Leute, habt ihr sie noch alle? Schmähungen in Leipzig haben Grenze überschritten

Die Banner gegen RB-Geschäftsführer Max Eberl waren echten Union-Fans unwürdig. Warum hat niemand für Hygiene in den eigenen Reihen gesorgt?

Geschmacklose Hassbanner von Fans des 1. FC Union Berlin im Leipziger Stadion
Geschmacklose Hassbanner von Fans des 1. FC Union Berlin im Leipziger StadionRobert Michael/dpa

Was ist nicht schon alles Gutes, Schönes, Bestes über die Anhänger des 1. FC Union gesagt und geschrieben worden. Emotionales war dabei, sogar Herzzerreißendes. Nur wer weiß, was es bedeutet, von ganz unten gekommen zu sein, aus der Oberliga Nordost und dort manches Mal verspottet und nicht ernst genommen worden zu sein, der bekommt beim Heute mit Rang zwei in der Bundesliga und den bevorstehenden Play-offs für die Europa League gegen Ajax Amsterdam nichts anderes als Gänsehaut.

Mit Lob sind sie überschüttet worden während des Neubaus des Stadions. Ein Denkmal ist ihnen gesetzt worden, weil sie sich mit dem Ballhaus des Ostens selbst eines gesetzt haben. Von überall sind Reporter samt Kamerateams gekommen, um das Einzigartige, Grandiose, Weihnachtssingen inklusive, in die entferntesten Ecken der Welt zu bringen.

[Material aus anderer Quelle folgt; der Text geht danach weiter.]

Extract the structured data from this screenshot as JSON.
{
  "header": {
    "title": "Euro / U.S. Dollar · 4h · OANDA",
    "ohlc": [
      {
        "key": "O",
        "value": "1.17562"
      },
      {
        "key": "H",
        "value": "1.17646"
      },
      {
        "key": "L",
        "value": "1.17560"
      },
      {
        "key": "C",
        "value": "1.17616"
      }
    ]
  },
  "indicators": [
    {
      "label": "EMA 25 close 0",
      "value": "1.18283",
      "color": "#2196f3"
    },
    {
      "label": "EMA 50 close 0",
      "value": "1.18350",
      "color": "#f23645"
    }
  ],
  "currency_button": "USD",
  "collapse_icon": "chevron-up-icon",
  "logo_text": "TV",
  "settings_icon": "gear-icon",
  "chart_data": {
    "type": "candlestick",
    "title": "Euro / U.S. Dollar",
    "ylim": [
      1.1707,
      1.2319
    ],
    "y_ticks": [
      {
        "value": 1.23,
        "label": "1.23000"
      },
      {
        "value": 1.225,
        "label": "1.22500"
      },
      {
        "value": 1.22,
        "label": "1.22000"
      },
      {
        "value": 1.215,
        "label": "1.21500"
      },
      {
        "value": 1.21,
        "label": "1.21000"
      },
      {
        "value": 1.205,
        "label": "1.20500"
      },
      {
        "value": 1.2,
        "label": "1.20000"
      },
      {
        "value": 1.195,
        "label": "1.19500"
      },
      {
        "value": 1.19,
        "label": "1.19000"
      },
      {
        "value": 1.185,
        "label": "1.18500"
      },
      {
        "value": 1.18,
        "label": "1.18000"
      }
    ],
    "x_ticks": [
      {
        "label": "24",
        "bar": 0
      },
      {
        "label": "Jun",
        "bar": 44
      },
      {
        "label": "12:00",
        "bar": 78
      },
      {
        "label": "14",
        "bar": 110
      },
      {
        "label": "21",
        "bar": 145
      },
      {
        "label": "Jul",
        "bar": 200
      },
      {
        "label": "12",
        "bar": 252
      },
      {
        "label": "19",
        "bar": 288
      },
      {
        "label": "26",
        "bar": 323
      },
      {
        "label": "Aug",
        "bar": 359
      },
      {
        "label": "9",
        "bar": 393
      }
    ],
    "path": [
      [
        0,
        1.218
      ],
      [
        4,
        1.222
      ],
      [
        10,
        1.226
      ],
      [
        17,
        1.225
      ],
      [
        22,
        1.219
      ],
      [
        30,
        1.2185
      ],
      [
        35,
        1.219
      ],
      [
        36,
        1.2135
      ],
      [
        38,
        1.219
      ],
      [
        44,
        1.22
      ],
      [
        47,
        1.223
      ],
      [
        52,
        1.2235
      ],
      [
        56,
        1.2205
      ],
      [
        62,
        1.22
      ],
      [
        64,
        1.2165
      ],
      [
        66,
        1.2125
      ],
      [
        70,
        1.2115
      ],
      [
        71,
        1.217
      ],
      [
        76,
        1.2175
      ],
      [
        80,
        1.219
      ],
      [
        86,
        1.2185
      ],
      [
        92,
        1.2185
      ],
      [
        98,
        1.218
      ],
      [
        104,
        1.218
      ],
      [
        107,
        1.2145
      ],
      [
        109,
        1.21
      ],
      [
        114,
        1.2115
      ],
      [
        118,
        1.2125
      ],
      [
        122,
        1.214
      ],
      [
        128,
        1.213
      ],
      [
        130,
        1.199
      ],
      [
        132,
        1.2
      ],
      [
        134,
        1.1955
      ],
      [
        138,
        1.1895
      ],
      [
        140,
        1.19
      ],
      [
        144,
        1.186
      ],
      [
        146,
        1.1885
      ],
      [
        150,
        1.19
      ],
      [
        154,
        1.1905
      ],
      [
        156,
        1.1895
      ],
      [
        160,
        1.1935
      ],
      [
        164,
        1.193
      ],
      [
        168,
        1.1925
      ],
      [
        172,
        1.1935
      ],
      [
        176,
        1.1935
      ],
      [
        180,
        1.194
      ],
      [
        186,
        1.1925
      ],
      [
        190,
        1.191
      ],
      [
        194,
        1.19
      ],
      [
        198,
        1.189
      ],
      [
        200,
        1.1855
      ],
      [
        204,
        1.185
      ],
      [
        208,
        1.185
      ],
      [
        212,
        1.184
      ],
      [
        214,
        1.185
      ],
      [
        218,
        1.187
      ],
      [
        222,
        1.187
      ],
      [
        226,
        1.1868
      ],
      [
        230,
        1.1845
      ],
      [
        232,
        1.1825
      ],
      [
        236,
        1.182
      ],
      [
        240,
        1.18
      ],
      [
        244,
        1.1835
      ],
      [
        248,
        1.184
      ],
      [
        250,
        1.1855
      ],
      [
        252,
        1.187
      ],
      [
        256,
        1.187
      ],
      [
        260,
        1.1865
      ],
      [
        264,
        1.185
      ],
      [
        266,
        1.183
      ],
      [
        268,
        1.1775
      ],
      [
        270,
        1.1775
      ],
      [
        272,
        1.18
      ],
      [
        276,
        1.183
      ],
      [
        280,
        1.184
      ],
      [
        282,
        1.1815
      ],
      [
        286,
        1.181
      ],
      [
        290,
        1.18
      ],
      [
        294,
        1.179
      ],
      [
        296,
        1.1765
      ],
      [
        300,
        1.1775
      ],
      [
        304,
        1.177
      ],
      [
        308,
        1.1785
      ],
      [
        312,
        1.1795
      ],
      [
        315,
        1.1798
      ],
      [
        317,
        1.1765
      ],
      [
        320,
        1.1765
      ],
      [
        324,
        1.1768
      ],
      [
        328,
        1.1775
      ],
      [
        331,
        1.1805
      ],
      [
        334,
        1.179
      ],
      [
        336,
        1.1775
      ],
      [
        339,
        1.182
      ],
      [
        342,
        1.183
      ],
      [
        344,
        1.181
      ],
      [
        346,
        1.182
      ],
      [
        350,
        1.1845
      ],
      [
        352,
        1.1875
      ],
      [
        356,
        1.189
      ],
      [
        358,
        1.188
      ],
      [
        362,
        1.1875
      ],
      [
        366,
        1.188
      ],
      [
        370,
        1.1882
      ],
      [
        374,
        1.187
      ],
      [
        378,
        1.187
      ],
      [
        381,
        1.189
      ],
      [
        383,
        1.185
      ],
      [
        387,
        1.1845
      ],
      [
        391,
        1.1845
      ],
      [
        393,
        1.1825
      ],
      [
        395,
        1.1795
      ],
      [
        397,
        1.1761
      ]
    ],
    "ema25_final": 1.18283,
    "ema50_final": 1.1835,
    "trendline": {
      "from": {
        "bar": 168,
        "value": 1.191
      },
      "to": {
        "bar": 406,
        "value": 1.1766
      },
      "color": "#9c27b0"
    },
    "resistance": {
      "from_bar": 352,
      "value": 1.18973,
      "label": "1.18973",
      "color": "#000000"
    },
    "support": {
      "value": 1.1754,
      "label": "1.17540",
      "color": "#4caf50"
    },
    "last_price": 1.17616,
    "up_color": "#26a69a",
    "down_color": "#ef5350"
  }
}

Nirgendwo, so die Meinung zwischen Bremen und Freiburg im vierten Jahr der Eisernen in der Bundesliga, sei der Support von den Rängen derart grandios und nachahmenswert, ursprünglich, ehrlich und mit Choreos, die den Oscar verdient hätten. Anderswo ziehen sie den Hut vor diesen Fans, weil die ihr Team selbst nach horrenden Niederlagen so feiern, als hätte es gerade den x-ten Titel geholt oder sich zumindest für das Pokalfinale qualifiziert.

Entgleisung der Union-Fans in Leipzig

Und dann das! In Leipzig! Bei einem Triumph gegen den Lieblingsfeind! Diese Entgleisung! Dieses Gift! Diese Hässlichkeit und Gemeinheit! Wenn jemand mit Erfahrung, nicht nur im Fußball, sondern gerade im Leben, ans „Bluten für Union“ denkt und nun wie in Leipzig regelrechte Schmähbanner gegen den Manager des Gegners liest, dem blutet in der Tat das Herz. Dem kommen die Tränen, weil jemand wie Max Eberl in einem seiner schwersten Momente seine wundeste Stelle geöffnet hat, genau in diese Wunde aber diese gefühllosen (tut mir leid, für mich sind es welche) Idioten hineinstechen.

Leute, habt ihr sie noch alle? Es ist Fußball, die angeblich schönste Nebensache der Welt. Gewinnen wollen alle, schon klar. Aber so? Hey, denkt bloß nicht, dass dabei alles erlaubt ist und alles toleriert wird. Vor allem dann, wenn es ins Persönliche abgleitet, ins Intime. Im Fall von Max Eberl, da gibt es keinen Millimeter zurück, wurde eine Grenze überschritten, und zwar schamlos.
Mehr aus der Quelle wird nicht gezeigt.